Abstract

High pressure neutron diffraction measurements of the structure factor of fluid methane (C${\mathrm{D}}_{4}$) at $T=370$ K and three supercritical densities are presented, and the intra- and intermolecular structures are determined. The variation of the density has only a weak effect on the intermolecular distribution functions. Statistical mechanical calculations according to the extended reference interaction site model formalism were performed, and an intermolecular potential of a (12-6) Lennard-Jones type with partial charges on the atoms was deduced that reproduces the experimental total atom correlation functions at all investigated thermodynamic states. Additionally, the corresponding structure factor of statistically orientated methane molecules was calculated. As the agreement between experiment and theory is very good, it is concluded that no orientational correlation exists in fluid methane. Reverse Monte Carlo calculations (RMC) were performed with the recently developed optimization algorithm great deluge [G. Dueck, J. Comput.

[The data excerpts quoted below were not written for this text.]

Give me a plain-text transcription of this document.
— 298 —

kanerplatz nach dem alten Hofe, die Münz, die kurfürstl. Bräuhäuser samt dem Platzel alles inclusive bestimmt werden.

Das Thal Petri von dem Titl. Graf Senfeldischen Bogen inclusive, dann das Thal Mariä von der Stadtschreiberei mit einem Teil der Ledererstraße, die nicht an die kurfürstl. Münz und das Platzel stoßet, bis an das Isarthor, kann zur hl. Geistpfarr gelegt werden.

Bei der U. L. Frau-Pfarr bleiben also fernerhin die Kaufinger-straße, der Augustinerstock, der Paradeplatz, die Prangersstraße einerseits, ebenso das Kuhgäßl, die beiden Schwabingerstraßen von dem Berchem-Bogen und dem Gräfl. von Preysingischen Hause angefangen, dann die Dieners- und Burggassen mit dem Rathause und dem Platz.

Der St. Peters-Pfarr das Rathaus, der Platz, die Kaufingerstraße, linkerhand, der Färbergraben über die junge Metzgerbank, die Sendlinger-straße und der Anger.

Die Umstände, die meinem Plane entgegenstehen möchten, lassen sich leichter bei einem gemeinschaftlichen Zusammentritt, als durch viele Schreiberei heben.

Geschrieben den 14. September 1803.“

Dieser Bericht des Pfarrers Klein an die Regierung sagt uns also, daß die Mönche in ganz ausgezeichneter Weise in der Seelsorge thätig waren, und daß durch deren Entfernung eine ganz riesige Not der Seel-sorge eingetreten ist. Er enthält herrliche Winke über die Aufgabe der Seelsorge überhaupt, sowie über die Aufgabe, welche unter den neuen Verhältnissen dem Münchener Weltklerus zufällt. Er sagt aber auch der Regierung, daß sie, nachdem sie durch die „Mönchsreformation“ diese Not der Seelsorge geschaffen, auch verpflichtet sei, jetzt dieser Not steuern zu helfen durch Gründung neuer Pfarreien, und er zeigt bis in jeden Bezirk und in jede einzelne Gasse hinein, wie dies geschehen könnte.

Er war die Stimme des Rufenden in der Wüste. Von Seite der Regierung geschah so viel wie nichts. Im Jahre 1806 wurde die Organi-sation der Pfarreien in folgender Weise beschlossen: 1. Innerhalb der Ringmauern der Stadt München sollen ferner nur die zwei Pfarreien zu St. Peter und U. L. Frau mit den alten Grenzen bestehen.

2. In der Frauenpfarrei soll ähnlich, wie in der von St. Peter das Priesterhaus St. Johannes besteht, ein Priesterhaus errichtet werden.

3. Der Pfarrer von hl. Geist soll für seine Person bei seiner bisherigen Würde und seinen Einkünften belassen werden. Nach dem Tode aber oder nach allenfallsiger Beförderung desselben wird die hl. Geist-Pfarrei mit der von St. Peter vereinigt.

Phys. 104, 86 (1993)]. This is a non-Boltzmann sampling method specially used for minimizing the difference between the experimental and the simulated intermolecular distribution function. The results, obtained by RMC, confirm the statistical mechanical calculations and show that the distribution of the molecules in fluid methane is randomly distributed and no orientational correlation between the molecule axes exists.